Mighty Well was one of 21 finalists selected for the prestigious program, which received more than 3,000 applications from female founders and entrepreneurs from across the globe.

“A legacy brand recognizing us for this new category of fashion is huge validator for us."

“Old boys clubs have been around for hundreds of years, but I feel like women are really in a place to empower each other and stick their necks out for other women,” Levy told Rhode Island Inno. “The program is so laser-focused on female entrepreneurs and struggles that are unique to us.”

The initiative, which came with a $30,000, zero equity grant, began back in January and included intense mentorship and guidance from all-star entrepreneurs.

The initiative provided Mighty Well with due diligence from Ernst and Young, weekly coaching from a mentor (who happened to be Marc Van Pappelendam, the former vice president of Nike in the European Union) and helped the company create a business plan, which Mighty Well hadn’t previously done.

The initiative culminated with a week-long conference in San Francisco that included numerous sessions for the founders, time to network with one another and an awards ceremony.

The Cartier Women’s Initiative is one of several programs, initiatives and accelerators that Levy and Mighty Well have gone through.

The company has also completed the Women Innovating Now program at Babson College, MassChallenge and is also currently going through a program run by Morgan Stanley.

“One of the challenges still for women is access to capital, so our reason for doing these programs has been accessing capital and networks we don't have access to otherwise,” said Levy.
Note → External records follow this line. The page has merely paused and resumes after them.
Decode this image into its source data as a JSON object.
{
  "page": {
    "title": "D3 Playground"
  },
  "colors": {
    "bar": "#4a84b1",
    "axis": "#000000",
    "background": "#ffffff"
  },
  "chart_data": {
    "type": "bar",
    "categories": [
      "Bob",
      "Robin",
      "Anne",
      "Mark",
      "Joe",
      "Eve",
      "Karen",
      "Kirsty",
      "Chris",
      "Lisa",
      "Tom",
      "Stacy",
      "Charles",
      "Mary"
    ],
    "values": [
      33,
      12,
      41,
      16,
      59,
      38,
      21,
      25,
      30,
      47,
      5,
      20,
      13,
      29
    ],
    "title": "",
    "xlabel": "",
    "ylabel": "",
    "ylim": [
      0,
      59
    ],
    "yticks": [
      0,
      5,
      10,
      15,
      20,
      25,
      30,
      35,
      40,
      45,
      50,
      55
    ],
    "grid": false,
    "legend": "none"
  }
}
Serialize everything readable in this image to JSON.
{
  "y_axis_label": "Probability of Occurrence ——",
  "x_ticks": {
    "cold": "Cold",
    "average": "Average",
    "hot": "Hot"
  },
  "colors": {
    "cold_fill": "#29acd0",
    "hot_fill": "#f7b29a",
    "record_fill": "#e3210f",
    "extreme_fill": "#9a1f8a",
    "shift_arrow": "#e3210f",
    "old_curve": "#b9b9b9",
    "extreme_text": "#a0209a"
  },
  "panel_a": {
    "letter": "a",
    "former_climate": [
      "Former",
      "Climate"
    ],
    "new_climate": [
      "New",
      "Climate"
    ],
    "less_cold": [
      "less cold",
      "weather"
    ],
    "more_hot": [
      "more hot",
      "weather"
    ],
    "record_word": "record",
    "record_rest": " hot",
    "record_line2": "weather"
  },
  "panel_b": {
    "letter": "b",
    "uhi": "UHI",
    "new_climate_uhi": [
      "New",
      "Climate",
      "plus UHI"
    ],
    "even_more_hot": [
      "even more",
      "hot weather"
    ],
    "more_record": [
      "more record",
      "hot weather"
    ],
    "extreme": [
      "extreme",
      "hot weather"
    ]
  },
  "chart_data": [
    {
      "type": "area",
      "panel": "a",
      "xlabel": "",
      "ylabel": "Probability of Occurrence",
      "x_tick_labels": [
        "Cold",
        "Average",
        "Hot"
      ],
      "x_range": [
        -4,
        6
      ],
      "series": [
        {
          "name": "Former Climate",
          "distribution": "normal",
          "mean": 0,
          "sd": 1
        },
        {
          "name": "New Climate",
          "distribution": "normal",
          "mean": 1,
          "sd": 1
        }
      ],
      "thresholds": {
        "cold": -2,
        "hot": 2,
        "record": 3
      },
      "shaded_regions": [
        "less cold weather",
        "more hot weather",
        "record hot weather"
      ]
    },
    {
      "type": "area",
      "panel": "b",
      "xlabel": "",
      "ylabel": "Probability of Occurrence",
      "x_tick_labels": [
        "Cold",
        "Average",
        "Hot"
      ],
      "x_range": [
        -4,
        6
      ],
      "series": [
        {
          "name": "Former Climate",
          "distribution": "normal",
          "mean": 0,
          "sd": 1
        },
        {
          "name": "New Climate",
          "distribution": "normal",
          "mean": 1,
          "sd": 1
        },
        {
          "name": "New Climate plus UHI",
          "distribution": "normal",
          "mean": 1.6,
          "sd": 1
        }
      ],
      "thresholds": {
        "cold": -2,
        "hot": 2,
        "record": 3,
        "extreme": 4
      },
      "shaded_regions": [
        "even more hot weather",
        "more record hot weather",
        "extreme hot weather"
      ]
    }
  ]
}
The people Levy has met and resources she has gained have been extremely helpful as the company has begun to further scale.

Mighty Well’s first product was a fashionable catheter cover, but has since released three other products. These include a special jacket designed specifically for breast cancer patients and a backpack with an insulated compartment that can store medications to be kept cold.

More products are on the way, and the company is in the early stages of raising a $1.5 million round.

Although going through Cartier has been extremely helpful in preparing for the new funding round and next stage of growth, Levy said it has also further proved to her that the company has huge potential.

“In terms of doing Cartier, besides the grant, the main reason we wanted to do this was that a luxury and established brand recognized [that] we are helping to pioneer a new segment of the fashion industry that is called adaptive wear,” she said. “A legacy brand recognizing us for this new category of fashion is huge validator for us."